I Read the F*@#ing Books | Cape Fear

Cape Fear

Cape Fear

Published in 1958 with the title The Executioners, Cape Fear is a book that has twice been adapted into feature films (and once into an episode of the The Simpsons). I’ve not seen the original 1962 film starring Gregory Peck and Robert Mitchum, so today I’m comparing the book with Martin Scorese’s 1991 thriller starring Robert De Niro.

Fourteen years previously, Sam Bowden testified against fellow serviceman Max Cady after witnessing him brutally attack and rape a young girl. When Cady is released Sam soon realises that while he was progressing his career as a lawyer and building a  family, Cady was nursing a deadly grudge. Veiled threats quickly escalate into violence and Sam must take action to protect his wife and three children, including his teenage daughter.

I personally find 1950’s literature tough going. There’s something about the language that I just don’t get and I’ve never read a book from this era that I really click with. ‘Oh golly, I’m in mortal danger’. Coupled with this, I did find the plot to be quite slow. There’s a lot of hand-wringing and discussion and not a great deal of action which means that the suspense that is built is somewhat diluted. Cady is largely kept to the shadows and while this is intended to make him more sinister, I found that this didn’t always work.

The film makes a few tweaks to the plot and places Cady more at the forefront of the action.
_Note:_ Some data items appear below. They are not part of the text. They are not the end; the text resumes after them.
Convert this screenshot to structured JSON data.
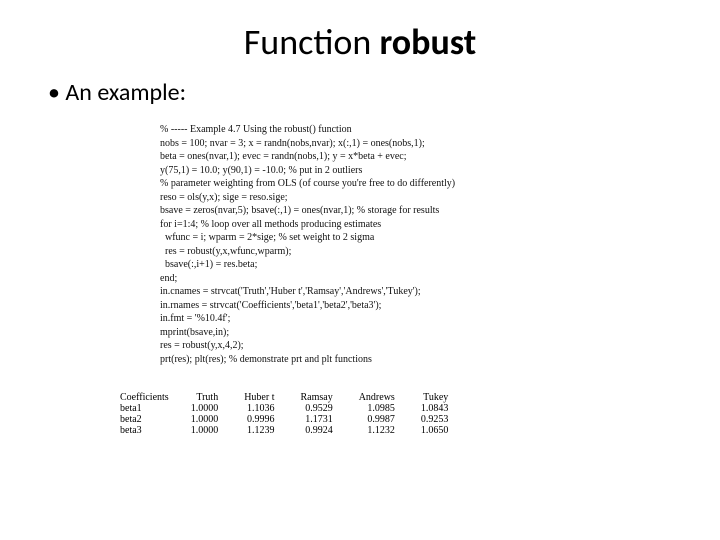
{
  "title": {
    "pre": "Function ",
    "bold": "robust"
  },
  "bullet": "An example:",
  "code": [
    "% ----- Example 4.7 Using the robust() function",
    "nobs = 100; nvar = 3; x = randn(nobs,nvar); x(:,1) = ones(nobs,1);",
    "beta = ones(nvar,1); evec = randn(nobs,1); y = x*beta + evec;",
    "y(75,1) = 10.0; y(90,1) = -10.0; % put in 2 outliers",
    "% parameter weighting from OLS (of course you're free to do differently)",
    "reso = ols(y,x); sige = reso.sige;",
    "bsave = zeros(nvar,5); bsave(:,1) = ones(nvar,1); % storage for results",
    "for i=1:4; % loop over all methods producing estimates",
    "  wfunc = i; wparm = 2*sige; % set weight to 2 sigma",
    "  res = robust(y,x,wfunc,wparm);",
    "  bsave(:,i+1) = res.beta;",
    "end;",
    "in.cnames = strvcat('Truth','Huber t','Ramsay','Andrews','Tukey');",
    "in.rnames = strvcat('Coefficients','beta1','beta2','beta3');",
    "in.fmt = '%10.4f';",
    "mprint(bsave,in);",
    "res = robust(y,x,4,2);",
    "prt(res); plt(res); % demonstrate prt and plt functions"
  ],
  "chart_data": {
    "type": "table",
    "columns": [
      "Coefficients",
      "Truth",
      "Huber t",
      "Ramsay",
      "Andrews",
      "Tukey"
    ],
    "rows": [
      {
        "label": "beta1",
        "values": [
          "1.0000",
          "1.1036",
          "0.9529",
          "1.0985",
          "1.0843"
        ]
      },
      {
        "label": "beta2",
        "values": [
          "1.0000",
          "0.9996",
          "1.1731",
          "0.9987",
          "0.9253"
        ]
      },
      {
        "label": "beta3",
        "values": [
          "1.0000",
          "1.1239",
          "0.9924",
          "1.1232",
          "1.0650"
        ]
      }
    ]
  }
}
The main difference was Sam and Cady’s relationship. Sam was not a witness, he was Cady’s defence lawyer and he deliberately hid evidence which led to Cady’s conviction. The interesting thing about this was that it was morally agreeable (Sam hid that the girl Cady raped was ‘promiscuous’ – something that should have no place in a rape trail anyway), if not legally the correct thing to do. This change makes Cady’s rage at Sam and self-moralising make more sense contextually. It also serves to show how intelligent Cady is, as he represented himself at later trials having discovered what Sam did.

Further, the film makes a change to Sam’s family, focussing on one child instead of three so you get to know her better, and therefore feel the threat against her more keenly.

The film is not perfect. Like the book, it’s somewhat dated. The editing on it is so jarring and very ’90s to the point where it’s a bit distracting. However, it does have a strong cast in Robert De Niro, Nick Nolte and Juliette Lewis, which makes up for this a good deal.

I definitely feel like I’m missing a trick with not having seen the first adaptation. The plot is closer to that of the book and I think that Robert Mitchum would play the role in a more understated way than the almost over-the-top psychotic De Niro version.

Have you read Cape Fear or seen any of the adaptations? What did you think of them?